Die siebenzehn Kamele oder Die Kunst, aus einer unlösbaren Aufgabe eine lösbare zu machen

Die siebenzehn Kamele oder Die Kunst, aus einer unlösbaren Aufgabe eine lösbare zu machen

 

Vor vielen Jahren habe ich ein Rätsel gelesen. Ich habe immer wieder darüber nachgedacht. Mit der Lösung des Rätsels ergaben sich für mich interessante neue Erkenntnisse. Das Rätsel: Es ist lange her, da lebte im Orient ein reicher Mann. Er hatte siebenzehn Kamele, sie waren sein ganzes Vermögen. Und er hatte drei Söhne. Als der Mann seine letzte Stunde nahen sah, bestimmte er: sein erster Sohn bekommt die Hälfte, sein zweiter Sohn ein Drittel, sein dritter Sohn ein Neuntel seines Vermögens. Einzige Bedingung: kein Tier durfte bei der Erbteilung getötet werden. Dann starb der Vater.

Die Söhne machten sich an die Teilung des Erbes. Und sie sahen: es geht nicht, sie konnten die Bedingung des Vaters nicht erfüllen.

Als sie so miteinander stritten, kam des Weges auf seinem Kamel ein Derwisch. Die Söhne klagten ihm ihr Leid. Der kluge Derwisch überlegte einen Augenblick, dann sagte er: Ich werde euch helfen.

Er stellte sein Kamel neben die siebenzehn Kamele des Vaters: es waren dann achtzehn. Dem ersten Sohn gab er nach dem Willen des Vaters die Hälfte, das waren neun Kamele, dem zweiten Sohn ein Drittel, das waren sechs Kamele, dem dritten Sohn ein Neuntel, das waren zwei Kamele.

9 + 6 + 2 macht 17 Kamele. Bleibt 1 Kamel übrig: es war das Seine.

Der Derwisch nahm es und zog vergnügt seines Weges. Die Söhne waren glücklich.

Was ist geschehen?

Die Lösung:

1. Bei aufmerksamem Lesen der Geschichte fallen drei Dinge auf:

a) Eine Teilung der Erbschaft unter Einhaltung der Bedingung des Vaters ("keines der Tiere darf getötet werden") ist mathematisch unmöglich. Die 17 ist eine Primzahl: eine Zahl, die durch keine andere ganze Zahl (außer 1 und sich selbst) teilbar ist.
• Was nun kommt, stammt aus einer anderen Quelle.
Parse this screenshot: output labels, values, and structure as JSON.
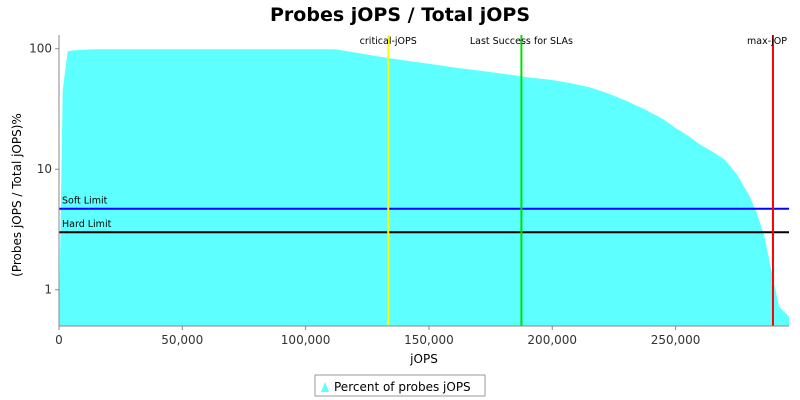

b) Hätte der Vater 18 statt 17 Kamele besessen, wäre die Einhaltung der Bedingung kein Problem gewesen: z.B. mit den Quoten 1/2 + 1/3 + 1/6 = 1

c) Der Vater hat mit den Erbanteilen für seine Söhne nicht sein ganzes Vermögen aufgeteilt: er hat 1/18 zurückbehalten. 1/2 + 1/3 + 1/9 = 9/18 + 6/18 + 2/18 = 17/18.

Warum hat er das getan?

2. Es ist zweckmäßig, sich dem Problem aus der Sicht des Vaters zu nähern. Denn der Vater dürfte ein verständiger Mensch gewesen sein, der seinen Söhnen nicht eine Erbschaft hinterlassen wollte unter einer Bedingung, deren Erfüllung unmöglich war. Es lag ihm offensichtlich am Herzen, dass seine 17 Kamele unversehrt ("ohne, dass ein Tier getötet würde") unter seinen Söhnen aufgeteilt würden.

Natürlich sah er auch, dass dieser Wunsch ohne weiteres erfüllbar gewesen wäre, wenn er - statt 17 — 18 Kamele sein Eigen genannt hätte.

Da hatte der Vater eine Idee. Ich leihe mir ein Kamel und stelle es zu meinen 17 Kamelen, dann habe ich 18 Kamele. Dann bestimme ich nicht 3, sondern 4 Quoten (für die 3 Söhne und den Verleiher).

1/2 + 1/3 + 1/9 + 1/18 = 9/18 + 6/18 + 2/18 + 1/18 = 1

Das sind 9 + 6 + 2 + 1 = 18 Kamele.

Nun verteile ich nur 17/18 der 18 Kamele an meine Söhne, das sind meine 17 Tiere. Der erste Sohn erhält von den 18 Kamelen die Hälfte, das sind 9 Kamele, der zweite Sohn ein Drittel, das sind 6 Kamele, der dritte Sohn ein Neuntel, das sind 2 Kamele. Macht zusammen meine 17 Kamele. Das letzte 1/18 behalte ich zurück: Es ist das geborgte Kamel, das ich zurückgebe.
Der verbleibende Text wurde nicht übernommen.